- Company Name
- ByteDance
- Job Title
- Student Researcher (Doubao (Seed) - LLM Foundation Research)- 2025 Summer/Fall/Winter (PhD)
- Job Description
-
**Job Title:** Student Researcher – LLM Foundation Research (PhD) 2025 Summer/Fall/Winter
**Role Summary:**
Conduct advanced research and development on large language models (LLMs), focusing on post‑training techniques, reinforcement learning from human feedback, interpretability, reasoning, data synthesis, tool use, and multi‑agent systems. Work flexibly (onsite or remote, part‑ or full‑time) to design algorithms, build scalable oversight, and evaluate model performance for applications such as search, recommendation, advertising, content creation, and customer service.
**Expectations:**
- Deliver novel RLHF algorithms, reward‑modeling methods, and oversight mechanisms that improve LLM robustness, generalization, and alignment.
- Enhance model interpretability and reasoning capabilities across the entire development pipeline.
- Produce high‑quality multimodal data and advanced decoding strategies for complex task solving.
- Publish research findings in top‑tier conferences and collaborate effectively with interdisciplinary teams.
**Key Responsibilities:**
- Design and implement reinforcement learning algorithms (e.g., heuristic‑guided search, multi‑agent RL) for LLMs.
- Formulate and test new reward‑modeling approaches to boost accuracy and generalization.
- Develop scalable oversight frameworks for monitoring large‑scale LLMs.
- Improve interpretability of model decisions and outputs.
- Advance reasoning and planning techniques, including system‑2 thinking, MCTS, A* decoding, and tool‑use agents.
- Synthesize and augment large‑scale multimodal datasets for pre‑training, SFT, and RLHF stages.

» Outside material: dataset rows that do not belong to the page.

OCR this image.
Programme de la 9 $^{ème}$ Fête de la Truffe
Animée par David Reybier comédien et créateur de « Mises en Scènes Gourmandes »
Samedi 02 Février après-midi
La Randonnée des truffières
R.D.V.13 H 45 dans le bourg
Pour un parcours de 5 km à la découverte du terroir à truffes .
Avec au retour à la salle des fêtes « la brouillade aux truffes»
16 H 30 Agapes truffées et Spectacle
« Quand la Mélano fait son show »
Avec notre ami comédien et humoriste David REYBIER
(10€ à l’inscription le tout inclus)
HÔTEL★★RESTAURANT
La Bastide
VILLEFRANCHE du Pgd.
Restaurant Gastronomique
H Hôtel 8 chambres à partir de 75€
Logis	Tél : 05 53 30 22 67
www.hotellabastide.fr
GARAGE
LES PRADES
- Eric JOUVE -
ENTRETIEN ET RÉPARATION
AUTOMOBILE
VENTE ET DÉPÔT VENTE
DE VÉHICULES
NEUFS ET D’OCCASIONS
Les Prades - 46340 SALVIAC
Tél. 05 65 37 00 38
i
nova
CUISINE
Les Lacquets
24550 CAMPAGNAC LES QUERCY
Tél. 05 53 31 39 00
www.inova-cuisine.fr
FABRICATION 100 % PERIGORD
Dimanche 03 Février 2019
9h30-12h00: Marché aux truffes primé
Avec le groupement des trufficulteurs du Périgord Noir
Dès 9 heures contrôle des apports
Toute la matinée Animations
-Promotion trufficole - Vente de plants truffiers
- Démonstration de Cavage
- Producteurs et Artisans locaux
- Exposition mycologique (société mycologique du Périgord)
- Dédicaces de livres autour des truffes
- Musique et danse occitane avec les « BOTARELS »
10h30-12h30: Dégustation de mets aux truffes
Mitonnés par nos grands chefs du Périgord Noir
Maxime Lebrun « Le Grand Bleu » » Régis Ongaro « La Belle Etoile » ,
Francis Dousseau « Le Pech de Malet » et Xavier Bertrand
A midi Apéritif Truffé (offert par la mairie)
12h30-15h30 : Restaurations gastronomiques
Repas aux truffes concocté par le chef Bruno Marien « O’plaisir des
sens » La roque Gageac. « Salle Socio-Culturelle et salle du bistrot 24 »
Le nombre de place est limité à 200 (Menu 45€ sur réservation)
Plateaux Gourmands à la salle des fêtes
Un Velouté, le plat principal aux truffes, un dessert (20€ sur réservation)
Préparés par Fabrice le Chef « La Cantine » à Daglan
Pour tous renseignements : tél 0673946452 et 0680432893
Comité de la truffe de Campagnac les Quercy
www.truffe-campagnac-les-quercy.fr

- Create robust evaluation methodologies to diagnose model capabilities and drive iterative improvements.
- Build and test single‑ and multi‑agent systems that interact with APIs, code interpreters, and external tools.
- Publish research results and present findings to internal and external audiences.
**Required Skills:**
- Strong theoretical and practical knowledge of LLMs, reinforcement learning, NLP, and machine learning.
- Proven research record with publications at venues such as NeurIPS, ICML, ACL, EMNLP, etc.
- Proficient Python programming; solid data structures and algorithm fundamentals.
- Experience with competition coding (e.g., ACM/ICPC, USACO, TopCoder, Kaggle) preferred.
- Excellent communication and teamwork abilities; ability to explore and integrate emerging technologies.
**Required Education & Certifications:**
- Currently enrolled in a PhD program in Computer Science, Linguistics, Statistics, or a related technical field.
- No additional certifications required; relevant research, internship, or competition experience is a plus.